🤖 AI Summary
Existing LLM agents frequently fail when invoking enterprise REST APIs to execute complex workflows, primarily due to ambiguous API documentation, intricate input schemas, and nonstandardized response formats; current tool-use benchmarks inadequately reflect such real-world challenges. To address this, we propose the first REST API tool-readiness evaluation framework specifically designed for LLM agents. Our approach introduces a novel three-category error taxonomy—input misinterpretation, inconsistent output handling, and schema mismatch—and integrates API schema analysis, automated test case generation, natural language instruction synthesis, and tool definition enhancement. Evaluated on 750 systematically constructed test cases, our framework identifies prevalent failure modes, enabling rapid API diagnostics and targeted toolification. Experimental results demonstrate substantial improvements in invocation success rate and robustness across diverse enterprise APIs.
📝 Abstract
Large Language Models (LLMs) are enabling autonomous agents to perform complex workflows using external tools or functions, often provided via REST APIs in enterprise systems.
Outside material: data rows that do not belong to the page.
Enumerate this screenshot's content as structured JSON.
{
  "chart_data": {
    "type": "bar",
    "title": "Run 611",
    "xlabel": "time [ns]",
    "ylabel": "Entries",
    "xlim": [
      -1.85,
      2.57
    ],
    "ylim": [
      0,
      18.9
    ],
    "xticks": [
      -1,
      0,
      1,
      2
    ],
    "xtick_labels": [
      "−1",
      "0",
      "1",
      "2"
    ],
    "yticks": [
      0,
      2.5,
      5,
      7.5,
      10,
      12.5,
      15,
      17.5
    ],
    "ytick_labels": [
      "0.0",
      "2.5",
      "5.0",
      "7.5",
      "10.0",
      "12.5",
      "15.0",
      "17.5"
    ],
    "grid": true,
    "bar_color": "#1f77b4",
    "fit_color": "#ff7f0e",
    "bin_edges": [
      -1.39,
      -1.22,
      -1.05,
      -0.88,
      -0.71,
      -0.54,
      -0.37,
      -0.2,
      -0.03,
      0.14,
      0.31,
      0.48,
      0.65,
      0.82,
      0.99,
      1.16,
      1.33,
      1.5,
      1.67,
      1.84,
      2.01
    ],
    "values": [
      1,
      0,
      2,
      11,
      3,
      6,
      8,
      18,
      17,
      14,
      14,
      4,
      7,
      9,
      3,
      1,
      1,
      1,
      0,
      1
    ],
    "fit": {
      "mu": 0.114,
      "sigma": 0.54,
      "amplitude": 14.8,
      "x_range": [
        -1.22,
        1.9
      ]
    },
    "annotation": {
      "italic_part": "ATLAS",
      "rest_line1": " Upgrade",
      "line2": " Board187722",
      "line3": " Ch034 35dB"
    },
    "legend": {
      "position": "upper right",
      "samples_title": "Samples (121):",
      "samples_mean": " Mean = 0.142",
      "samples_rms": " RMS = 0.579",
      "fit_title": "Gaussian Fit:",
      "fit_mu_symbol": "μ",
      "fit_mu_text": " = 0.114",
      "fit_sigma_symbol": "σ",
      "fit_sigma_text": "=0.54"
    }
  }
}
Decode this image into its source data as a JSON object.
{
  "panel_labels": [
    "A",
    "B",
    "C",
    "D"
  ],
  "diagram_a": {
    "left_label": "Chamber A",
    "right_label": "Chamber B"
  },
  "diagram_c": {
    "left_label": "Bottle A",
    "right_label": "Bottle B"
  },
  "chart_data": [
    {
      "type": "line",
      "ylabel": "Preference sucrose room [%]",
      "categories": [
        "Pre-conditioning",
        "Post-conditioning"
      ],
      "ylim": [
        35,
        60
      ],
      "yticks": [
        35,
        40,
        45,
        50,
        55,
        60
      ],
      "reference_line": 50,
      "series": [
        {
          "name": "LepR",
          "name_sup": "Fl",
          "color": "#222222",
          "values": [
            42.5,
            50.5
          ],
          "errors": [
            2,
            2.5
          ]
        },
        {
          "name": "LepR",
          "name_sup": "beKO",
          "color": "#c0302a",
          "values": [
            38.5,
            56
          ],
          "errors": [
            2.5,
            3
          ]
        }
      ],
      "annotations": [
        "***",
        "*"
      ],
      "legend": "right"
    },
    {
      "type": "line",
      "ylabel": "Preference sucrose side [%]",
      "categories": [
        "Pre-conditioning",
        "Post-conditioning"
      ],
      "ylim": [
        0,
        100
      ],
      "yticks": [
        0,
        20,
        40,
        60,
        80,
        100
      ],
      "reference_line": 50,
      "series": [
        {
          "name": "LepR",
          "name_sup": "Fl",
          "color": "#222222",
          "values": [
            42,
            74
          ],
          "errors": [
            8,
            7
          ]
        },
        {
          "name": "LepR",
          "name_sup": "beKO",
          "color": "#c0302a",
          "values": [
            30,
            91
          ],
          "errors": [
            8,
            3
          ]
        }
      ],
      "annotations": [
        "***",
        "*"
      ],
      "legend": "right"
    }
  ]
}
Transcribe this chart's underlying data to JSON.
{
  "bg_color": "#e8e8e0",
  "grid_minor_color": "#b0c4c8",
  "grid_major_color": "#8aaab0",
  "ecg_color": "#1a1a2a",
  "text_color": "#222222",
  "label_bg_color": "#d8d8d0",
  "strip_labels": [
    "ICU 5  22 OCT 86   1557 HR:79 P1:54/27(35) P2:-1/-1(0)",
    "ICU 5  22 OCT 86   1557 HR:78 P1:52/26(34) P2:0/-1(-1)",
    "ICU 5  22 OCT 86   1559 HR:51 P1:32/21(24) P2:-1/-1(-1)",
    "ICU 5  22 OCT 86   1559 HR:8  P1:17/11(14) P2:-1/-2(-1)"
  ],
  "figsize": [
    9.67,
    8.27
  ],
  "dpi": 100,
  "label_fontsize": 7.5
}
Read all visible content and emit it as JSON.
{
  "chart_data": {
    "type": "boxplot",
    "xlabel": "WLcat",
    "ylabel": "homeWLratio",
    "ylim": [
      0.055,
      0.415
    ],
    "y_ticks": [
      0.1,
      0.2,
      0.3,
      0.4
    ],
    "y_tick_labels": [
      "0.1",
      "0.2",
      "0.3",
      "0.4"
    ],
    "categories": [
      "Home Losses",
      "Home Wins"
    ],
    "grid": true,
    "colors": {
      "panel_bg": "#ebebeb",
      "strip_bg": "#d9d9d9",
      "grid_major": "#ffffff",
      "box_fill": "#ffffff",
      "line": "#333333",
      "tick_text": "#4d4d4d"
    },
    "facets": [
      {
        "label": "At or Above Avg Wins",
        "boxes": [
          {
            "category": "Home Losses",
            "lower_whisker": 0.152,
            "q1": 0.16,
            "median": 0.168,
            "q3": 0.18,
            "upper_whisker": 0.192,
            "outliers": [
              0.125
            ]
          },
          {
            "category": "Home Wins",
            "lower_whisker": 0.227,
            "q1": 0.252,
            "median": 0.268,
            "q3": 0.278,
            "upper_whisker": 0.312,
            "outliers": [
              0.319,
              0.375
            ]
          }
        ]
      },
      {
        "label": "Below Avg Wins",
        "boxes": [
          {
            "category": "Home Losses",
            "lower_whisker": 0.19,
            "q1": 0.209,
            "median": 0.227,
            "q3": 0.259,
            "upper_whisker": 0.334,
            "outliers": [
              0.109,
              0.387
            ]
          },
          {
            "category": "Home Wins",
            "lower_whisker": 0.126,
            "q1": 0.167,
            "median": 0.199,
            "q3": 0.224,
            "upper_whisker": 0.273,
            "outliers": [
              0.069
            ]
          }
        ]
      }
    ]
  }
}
However, directly utilizing these APIs as tools poses challenges due to their complex input schemas, elaborate responses, and often ambiguous documentation. Current benchmarks for tool testing do not adequately address these complexities, leading to a critical gap in evaluating API readiness for agent-driven automation. In this work, we present a novel testing framework aimed at evaluating and enhancing the readiness of REST APIs to function as tools for LLM-based agents. Our framework transforms apis as tools, generates comprehensive test cases for the APIs, translates tests cases into natural language instructions suitable for agents, enriches tool definitions and evaluates the agent's ability t correctly invoke the API and process its inputs and responses. To provide actionable insights, we analyze the outcomes of 750 test cases, presenting a detailed taxonomy of errors, including input misinterpretation, output handling inconsistencies, and schema mismatches. Additionally, we classify these test cases to streamline debugging and refinement of tool integrations. This work offers a foundational step toward enabling enterprise APIs as tools, improving their usability in agent-based applications.